Sprint on Tuesday announced that it will offer the HTC EVO Shift 4G smartphone later this month.
The EVO Shift was to be unveiled later this week at the Consumer Electronics Show; however, the early arrival of Sprint’s announcement may be a bid to steal the thunder from Verizon, which is expected to unveil several Android smartphones and tablets at the show on Thursday.
The HTC EVO Shift
The Shift has a sliding QWERTY keyboard, runs on Android 2.2, has a 5MP camera, features a 720p HD camcorder, and touts a 3.6-inch capacitive touchscreen display with pinch-to-zoom capability.
“The fact that this device has a keyboard on it unlike the first EVO smartphone means it may attract enterprise users,” Ramon Llamas, a senior research analyst at IDC, told TechNewsWorld. “The keyboard is why [Research In Motion] still has a lock on the enterprise market.”
The HTC EVO Shift runs HTC’s Sense user interface. It supports WiFi and stereo Bluetooth, can serve as a mobile hotspot supporting up to eight WiFi-enabled devices, has access to the Google Android Market, and offers personal and business email capability, instant messaging and text messaging.
It also offers visual voicemail, GPS navigation and integration with social networks, including Facebook, Twitter and Flickr.
The Shift also supports Google Mobile Services and has a microSD card slot that can handle memory cards up to 32GB in capacity.
The HTC EVO Shift will be available in all Sprint retail channels Jan. 9. It’ll also be available at Wal-Mart. Further, Best Buy has already begun taking pre-orders.
Price Hits the Spot
The HTC EVO Shift is priced at US$149.99 after a $100 mail-in rebate and activation on a two-year plan.
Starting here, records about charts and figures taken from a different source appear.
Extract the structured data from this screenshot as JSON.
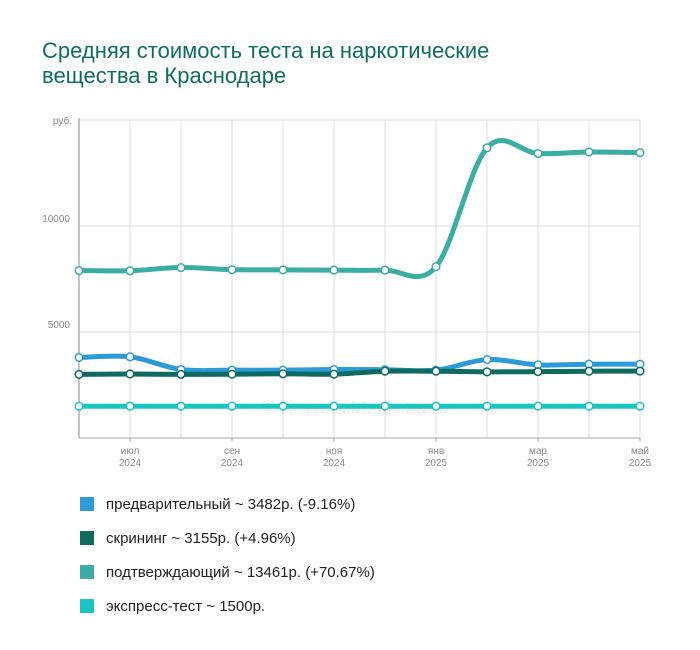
{
  "title_lines": [
    "Средняя стоимость теста на наркотические",
    "вещества в Краснодаре"
  ],
  "watermark": "© KrasotaiMedicina.ru",
  "chart_data": {
    "type": "line",
    "y_unit_label": "руб.",
    "y_ticks": [
      5000,
      10000
    ],
    "ylim": [
      0,
      15000
    ],
    "x_tick_labels": [
      {
        "month": "июл",
        "year": "2024",
        "at": 1
      },
      {
        "month": "сен",
        "year": "2024",
        "at": 3
      },
      {
        "month": "ноя",
        "year": "2024",
        "at": 5
      },
      {
        "month": "янв",
        "year": "2025",
        "at": 7
      },
      {
        "month": "мар",
        "year": "2025",
        "at": 9
      },
      {
        "month": "май",
        "year": "2025",
        "at": 11
      }
    ],
    "x": [
      "2024-06",
      "2024-07",
      "2024-08",
      "2024-09",
      "2024-10",
      "2024-11",
      "2024-12",
      "2025-01",
      "2025-02",
      "2025-03",
      "2025-04",
      "2025-05"
    ],
    "grid": true,
    "series": [
      {
        "name": "предварительный",
        "color": "#2d9ad8",
        "values": [
          3800,
          3830,
          3230,
          3200,
          3200,
          3230,
          3220,
          3200,
          3700,
          3450,
          3480,
          3482
        ]
      },
      {
        "name": "скрининг",
        "color": "#0d6b60",
        "values": [
          3000,
          3020,
          3000,
          3010,
          3030,
          3010,
          3150,
          3150,
          3120,
          3130,
          3150,
          3155
        ]
      },
      {
        "name": "подтверждающий",
        "color": "#3aada4",
        "values": [
          7900,
          7890,
          8040,
          7940,
          7930,
          7920,
          7920,
          8080,
          13690,
          13420,
          13490,
          13461
        ]
      },
      {
        "name": "экспресс-тест",
        "color": "#19c5c0",
        "values": [
          1500,
          1500,
          1500,
          1500,
          1500,
          1500,
          1500,
          1500,
          1500,
          1500,
          1500,
          1500
        ]
      }
    ]
  },
  "legend": [
    {
      "label": "предварительный ~ 3482р. (-9.16%)",
      "color": "#2d9ad8"
    },
    {
      "label": "скрининг ~ 3155р. (+4.96%)",
      "color": "#0d6b60"
    },
    {
      "label": "подтверждающий ~ 13461р. (+70.67%)",
      "color": "#3aada4"
    },
    {
      "label": "экспресс-тест ~ 1500р.",
      "color": "#19c5c0"
    }
  ]
}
Purchasers will have to fork out an additional $10 for access to 4G services on Sprint partner Clearwire’s WiMax network.
“The device pricing is in the sweet spot at $149,” IDC’s Llamas remarked. However, he wasn’t so impressed with the additional $10 fee for 4G access.
“People may swallow that charge, but I don’t think they’ll appreciate it,” Llamas said. “Where’s that $10 going? The WiMax service is available in select markets only.”
The Root of All Bickering
Part of that extra $10 fee is going to ClearWire to compensate it for usage of its WiMax network, Chris Hazelton, a research director at the 451 Group, told TechNewsWorld.
However, the blank spots in ClearWire’s WiMax coverage mean some users are not getting what they paid for when they coughed up the fee.
This may have led to a dispute between Sprint and ClearWire, which has been sent to arbitration. ClearWire wants to get a monthly fee from Sprint based on the number of subscribers owning WiMax-capable devices whether or not they access the network or are in an area with 4G service, Hazelton said.
The dispute continues.
“These discussions are ongoing,” Stephanie Vinge-Walsh, a Sprint spokesperson, told TechNewsWorld.
“We don’t expect this to affect customers using the ClearWire 4G network via their mobile phones,” Susan Johnston, a spokesperson for ClearWire, told TechNewsWorld.
Advantage to Sprint
However the discussions end, Sprint may well be sitting pretty.
“Sprint has signed Ericsson on to deploy its next-generation base stations, and that gives them an alternative 4G strategy in case the situation with ClearWire doesn’t work out, because these base stations could be reconfigured for LTE,” Godfrey Chua, a wireless infrastructure expert, told TechNewsWorld. “The situation with ClearWire probably contributed to that decision.”
Chua was referring to the Network Vision blueprint Sprint unveiled in December.
This involves Sprint’s awarding contracts to Ericsson, Alcatel-Lucent and Samsung to implement multimode technology to enhance its coverage, quality and speed.
Trumping Verizon
There’s a possibility that Sprint jumped the gun with its EVO Shift announcement in a bid to steal the thunder from Verizon, which will likely unveil several smartphones and tablets running Android at a press conference Thursday.
“When Verizon announces its 4G smartphones Thursday these will have a very large coverage area,” the 451 Group’s Hazelton pointed out.
“The number of markets will be equal to or greater than what Sprint already offers.”